The Tom Symonds-trained gelding beat two rivals to land this prize 12 months ago – by five lengths from Call Me Lord – and makes his seasonal debut having had a wind operation over the summer.
Following a disappointing end to the season and pulled up on his final start in the Aintree Hurdle, Symonds primrily hopes for a good show from his stable star at a track that suits.
“He’s in good form," said Symonds. "It’s going to be tough, but it always is with penalties and it’s his first run of the season.
“I just want to see him back to the horse we saw at the beginning of last season. I know that doesn’t always equate to winning, but as long as we see that I’d be happy.
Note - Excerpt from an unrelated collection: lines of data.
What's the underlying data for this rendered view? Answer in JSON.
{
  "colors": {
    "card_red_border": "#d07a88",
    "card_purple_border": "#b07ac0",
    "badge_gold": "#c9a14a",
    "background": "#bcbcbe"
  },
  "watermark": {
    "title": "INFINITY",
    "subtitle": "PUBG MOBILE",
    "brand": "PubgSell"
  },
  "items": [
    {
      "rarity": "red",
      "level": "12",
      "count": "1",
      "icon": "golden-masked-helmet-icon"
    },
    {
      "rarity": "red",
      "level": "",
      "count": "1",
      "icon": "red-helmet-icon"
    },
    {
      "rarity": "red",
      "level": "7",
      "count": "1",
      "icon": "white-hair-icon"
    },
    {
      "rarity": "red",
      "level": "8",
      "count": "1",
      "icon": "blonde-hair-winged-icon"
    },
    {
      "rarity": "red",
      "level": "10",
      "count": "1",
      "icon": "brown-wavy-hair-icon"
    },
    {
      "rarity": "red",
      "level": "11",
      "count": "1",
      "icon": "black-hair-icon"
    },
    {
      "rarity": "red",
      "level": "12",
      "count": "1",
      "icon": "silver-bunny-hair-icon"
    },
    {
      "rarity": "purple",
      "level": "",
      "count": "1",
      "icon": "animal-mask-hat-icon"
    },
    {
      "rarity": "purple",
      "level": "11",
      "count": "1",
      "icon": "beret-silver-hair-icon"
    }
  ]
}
“He’s done well at Ascot and it’s the kind of track he enjoys the nature of. It’s quite interesting with Goshen, they are one apiece. It’s quite funny – one ran quite well and the other one hasn’t each time. It was like that for Goshen at Cheltenham and similar for us at Wincanton, so it will be interesting to see how they get on.
“There are other horses, too, but just between them it’s quite interesting. It’s what is good about the game, horses coming up against each other all the time.
“It’s fingers crossed for a good run, but we’re very happy with him.”
Jamie Moore hopes the unseasonal ground will not be a hindrance to Goshen on his comeback.
The five-year-old, trained by Moore’s father, Gary, was a late withdrawal from the Elite Hurdle at Wincanton earlier this month because conditions were too quick.
Moore is keeping his fingers crossed the ground will be safe enough for Goshen to run at Ascot.
“It’s nice to hopefully get him back racing,” said the jockey.
“He won over two-miles-two as a baby at Fontwell, so we’ll think he’ll be OK over the trip.
“He’s done everything right. He was ready to go to Wincanton, but he missed that. The owners have had to be very patient, so in an ideal world we’d want more rain for juice in the ground. It’s been a very dry November and a shame for everyone and it is showing with the field sizes.
“We’ll be hoping the ground will be safe. He seems OK at home, but he’s a bit wrong at the weights with Buzz – he was a very good winner of the Cesarewitch and could be hard to beat.”
Nicky Henderson, meanwhile, is looking forward to putting Buzz back over jumps after his win in the Newmarket marathon last month.
“I’m starting him off over two and a half on Saturday, but hope we end up with a two-miler and even a three-mile horse,” said the Seven Barrows handler.
“After Ascot we might have to go three back there in the Long Walk – I can’t say we won’t do that.”
Like Goshen, Buzz prefers softer ground.
“What is certain is that he needs the cut in the ground, and we were aware of that when we were going into the Newmarket race,” Henderson added.